The Secure Fit mask frame was developed by Dr. Cato Laurencin and his team of researchers at the Connecticut Convergence Institute for Translation in Regenerative Engineering. By providing a better seal around the mouth and nose, the frame forces air to travel through the mask rather than around its edges, which studies have shown dramatically increases the filtration of particles such as viruses. In practice, this technology is believed to make disposable and cloth masks available to non-medical personnel much more effective, hopefully reducing the demand for medical-grade masks like N95 that should be going to facilities in need for that higher level of Personal Protective Equipment amid the pandemic.

At the press conference, Sen. Blumenthal, who is a co-sponsor of the BOSS Act along with Rep. Bill Pascrell (D-NJ), pointed out that there is no COVID-19 vaccine that has been approved for use in the United States, and likely won’t be one for months.

“In the meantime, we’re going to be relying on masks, physical distancing, hand washing, and staying at home for the most vulnerable people who are at risk,” he said. “Masks are our future.”

While Connecticut Biotech operates as a company independent of TicketNetwork, the frames are being manufactured in a sterile environment at the company’s South Windsor headquarters, which has been largely empty since March due to employees working remotely as COVID-19 cases spiked in the northeast.

Despite being customized to each user, the Secure Fit frames do not require any in-person fitting to be manufactured. Users submit a pair of photos – one straight on, another in profile – with a reference object such as a ruler or dollar bill in the frame.

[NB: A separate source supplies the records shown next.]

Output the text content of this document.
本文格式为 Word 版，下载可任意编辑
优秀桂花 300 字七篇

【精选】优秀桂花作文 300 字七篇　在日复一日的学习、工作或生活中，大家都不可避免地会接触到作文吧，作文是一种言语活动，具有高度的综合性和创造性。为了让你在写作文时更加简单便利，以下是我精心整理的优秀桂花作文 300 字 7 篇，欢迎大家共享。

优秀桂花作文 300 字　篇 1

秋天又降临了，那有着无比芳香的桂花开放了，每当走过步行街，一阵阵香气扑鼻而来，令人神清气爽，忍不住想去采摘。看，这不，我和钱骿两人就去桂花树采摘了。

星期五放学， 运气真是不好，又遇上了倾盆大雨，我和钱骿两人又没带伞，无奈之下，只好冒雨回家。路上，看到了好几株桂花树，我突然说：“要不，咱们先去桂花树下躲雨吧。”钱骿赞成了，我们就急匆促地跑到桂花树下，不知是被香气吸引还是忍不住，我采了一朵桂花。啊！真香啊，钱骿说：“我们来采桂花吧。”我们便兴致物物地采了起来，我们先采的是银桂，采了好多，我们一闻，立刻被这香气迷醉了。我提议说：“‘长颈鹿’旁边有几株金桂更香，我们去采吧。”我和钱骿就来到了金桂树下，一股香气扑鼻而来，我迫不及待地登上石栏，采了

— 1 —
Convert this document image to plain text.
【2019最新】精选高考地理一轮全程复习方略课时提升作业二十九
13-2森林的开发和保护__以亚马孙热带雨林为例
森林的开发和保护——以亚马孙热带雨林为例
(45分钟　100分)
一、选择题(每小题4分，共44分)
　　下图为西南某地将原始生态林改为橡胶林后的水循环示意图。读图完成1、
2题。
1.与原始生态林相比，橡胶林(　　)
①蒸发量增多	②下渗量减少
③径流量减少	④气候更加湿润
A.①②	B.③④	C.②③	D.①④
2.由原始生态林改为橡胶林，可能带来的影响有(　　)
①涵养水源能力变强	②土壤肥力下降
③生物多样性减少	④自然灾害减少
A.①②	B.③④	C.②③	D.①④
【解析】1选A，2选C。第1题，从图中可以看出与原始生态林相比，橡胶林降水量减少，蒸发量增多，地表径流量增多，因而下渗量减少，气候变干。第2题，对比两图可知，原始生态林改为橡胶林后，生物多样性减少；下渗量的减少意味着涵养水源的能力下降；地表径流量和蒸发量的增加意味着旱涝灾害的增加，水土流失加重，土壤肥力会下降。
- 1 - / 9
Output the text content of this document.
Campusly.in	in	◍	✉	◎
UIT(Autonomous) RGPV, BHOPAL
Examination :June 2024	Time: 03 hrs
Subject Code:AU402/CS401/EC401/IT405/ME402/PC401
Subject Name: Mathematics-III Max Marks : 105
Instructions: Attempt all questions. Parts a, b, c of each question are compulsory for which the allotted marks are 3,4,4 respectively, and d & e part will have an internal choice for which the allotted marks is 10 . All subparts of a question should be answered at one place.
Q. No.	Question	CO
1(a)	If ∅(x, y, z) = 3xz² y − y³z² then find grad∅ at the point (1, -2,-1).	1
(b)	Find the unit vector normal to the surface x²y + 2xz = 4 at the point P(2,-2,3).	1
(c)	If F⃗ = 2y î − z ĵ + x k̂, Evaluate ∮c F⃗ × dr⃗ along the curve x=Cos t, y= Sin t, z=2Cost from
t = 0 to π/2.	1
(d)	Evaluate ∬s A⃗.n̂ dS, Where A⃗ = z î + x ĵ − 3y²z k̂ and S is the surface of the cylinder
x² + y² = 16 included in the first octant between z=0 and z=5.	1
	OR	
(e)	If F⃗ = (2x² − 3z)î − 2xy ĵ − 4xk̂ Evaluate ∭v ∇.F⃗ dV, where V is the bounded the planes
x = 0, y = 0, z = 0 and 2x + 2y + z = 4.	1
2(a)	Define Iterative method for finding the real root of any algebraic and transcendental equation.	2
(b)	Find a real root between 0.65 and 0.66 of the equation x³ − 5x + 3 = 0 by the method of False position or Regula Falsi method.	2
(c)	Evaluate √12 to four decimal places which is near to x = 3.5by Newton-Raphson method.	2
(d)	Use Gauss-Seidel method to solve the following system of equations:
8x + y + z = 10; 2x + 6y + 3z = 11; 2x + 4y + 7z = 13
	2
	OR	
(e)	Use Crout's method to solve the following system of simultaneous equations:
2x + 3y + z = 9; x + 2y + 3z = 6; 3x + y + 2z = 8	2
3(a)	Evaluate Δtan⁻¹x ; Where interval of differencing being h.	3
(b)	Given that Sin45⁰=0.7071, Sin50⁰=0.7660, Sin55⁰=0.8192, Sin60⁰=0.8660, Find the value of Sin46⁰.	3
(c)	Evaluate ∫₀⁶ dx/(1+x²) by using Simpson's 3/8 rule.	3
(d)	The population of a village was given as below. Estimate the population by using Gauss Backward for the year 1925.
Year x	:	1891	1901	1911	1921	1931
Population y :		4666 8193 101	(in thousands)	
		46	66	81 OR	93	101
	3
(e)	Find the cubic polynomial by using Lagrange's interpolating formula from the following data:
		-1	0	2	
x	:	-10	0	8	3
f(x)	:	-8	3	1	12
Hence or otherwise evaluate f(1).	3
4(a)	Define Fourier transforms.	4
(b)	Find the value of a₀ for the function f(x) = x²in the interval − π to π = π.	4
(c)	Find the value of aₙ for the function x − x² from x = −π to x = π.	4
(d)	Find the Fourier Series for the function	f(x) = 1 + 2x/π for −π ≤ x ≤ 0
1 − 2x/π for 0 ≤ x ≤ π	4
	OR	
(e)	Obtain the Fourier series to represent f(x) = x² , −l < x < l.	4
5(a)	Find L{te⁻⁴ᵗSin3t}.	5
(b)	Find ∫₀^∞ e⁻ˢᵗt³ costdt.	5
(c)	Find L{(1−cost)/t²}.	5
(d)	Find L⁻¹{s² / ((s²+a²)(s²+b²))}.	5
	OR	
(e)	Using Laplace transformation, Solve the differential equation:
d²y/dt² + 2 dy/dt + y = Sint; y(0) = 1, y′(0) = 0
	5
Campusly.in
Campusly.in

From that, engineers can model the contours using computers and set the printing process. Each mask takes approximately three hours to produce.

Vaccaro says the company currently faces a backlog of orders, but is ramping up capacity rapidly to meet demand as schools, restaurants, and other organizations look to protect workers in frequent contact with the public.

“Those teachers will feel safer. Those students will feel safer. And you’re not taking away those N95 masks from the healthcare workers,” he added.

Vaccaro first learned of the exoskeleton design frames soon after their development in April, where they were quickly put into use at the University of Connecticut Medical Center. With tens of thousands of feet of space available at his company HQ, the conversation was quickly started about how such a useful product might be brought to market, with Connecticut Biotech formed in short order. And, while a biomedical device operation may seem a strange bedfellow for a longtime operator in the secondary ticketing world, it’s not such a stretch to consider the development of technology that dramatically improves the efficacy of face masks to have a possible tangential benefit of bringing back live events as well.

“We saw in these masks a great opportunity to play our part in bringing the coronavirus under control and helping people get back to safely being in public with one another,” Vaccaro says. “Until we have a safe and reliable vaccine, things like this are what will allow folks to go out and do so safely.”

Secure Fit mask frames retail for $39.99 and are available for order now.